HISTORY
AND ARCHITECTURE AROUND FISHPONDS
Fishponds as its name suggests gets its name from two ponds, which were
formed by old quarry pits that filled with water, and was once a small
village on the outskirts of Kingswood Forest, with the father of Hannah
More being the local schoolmaster.
One of the main buildings in the area is the old prison at Blackberry
Hill, constructed to house French prisoners captured during the Napoleonic
wars early in the 18th century. This building became The Bristol Union
Workhouse and is now part of a hospital complex.

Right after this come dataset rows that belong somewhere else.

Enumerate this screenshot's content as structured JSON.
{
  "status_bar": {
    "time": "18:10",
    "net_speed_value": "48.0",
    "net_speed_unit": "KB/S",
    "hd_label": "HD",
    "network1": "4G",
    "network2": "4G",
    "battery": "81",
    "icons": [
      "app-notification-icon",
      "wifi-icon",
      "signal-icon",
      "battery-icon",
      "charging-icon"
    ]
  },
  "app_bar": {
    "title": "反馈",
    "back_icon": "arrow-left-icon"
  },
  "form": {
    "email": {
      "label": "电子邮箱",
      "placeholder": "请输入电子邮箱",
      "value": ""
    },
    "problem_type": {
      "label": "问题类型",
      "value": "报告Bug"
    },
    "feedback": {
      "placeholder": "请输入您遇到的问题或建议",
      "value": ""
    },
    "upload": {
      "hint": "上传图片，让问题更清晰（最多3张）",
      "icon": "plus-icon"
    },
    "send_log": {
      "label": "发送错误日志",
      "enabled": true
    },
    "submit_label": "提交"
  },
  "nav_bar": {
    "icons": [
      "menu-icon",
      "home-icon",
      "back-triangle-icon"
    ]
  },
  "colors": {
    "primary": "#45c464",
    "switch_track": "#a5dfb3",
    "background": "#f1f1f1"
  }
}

Dominating the skyline as one drives down the M32 is the Dower House
of Stoke Park, rebuilt in 1760 by Norborne Berkeley, Lord Botetourt,
the last of the Stoke Gifford Berkeleys who became Governor of
Virginia USA.
On his death in 1770 his sister Elizabeth and husband, the fourth Duke
of Beaufort inherited the manor and its vast estates.
The Duke of Beaufort sold Stoke Park in 1907 to one Rev Harold Nelson,
a great philanthropist who together with wife Katherine founded Stoke
Park Colony for children in need of Care and Control.
The great house remains looking down in noble splendour on the Star
Hill monument and the Duchesss Pond, surrounded in a truly pastoral
setting by grazing sheep, its fabric now housing luxury flats boasting
one of the best views of Bristol and beyond.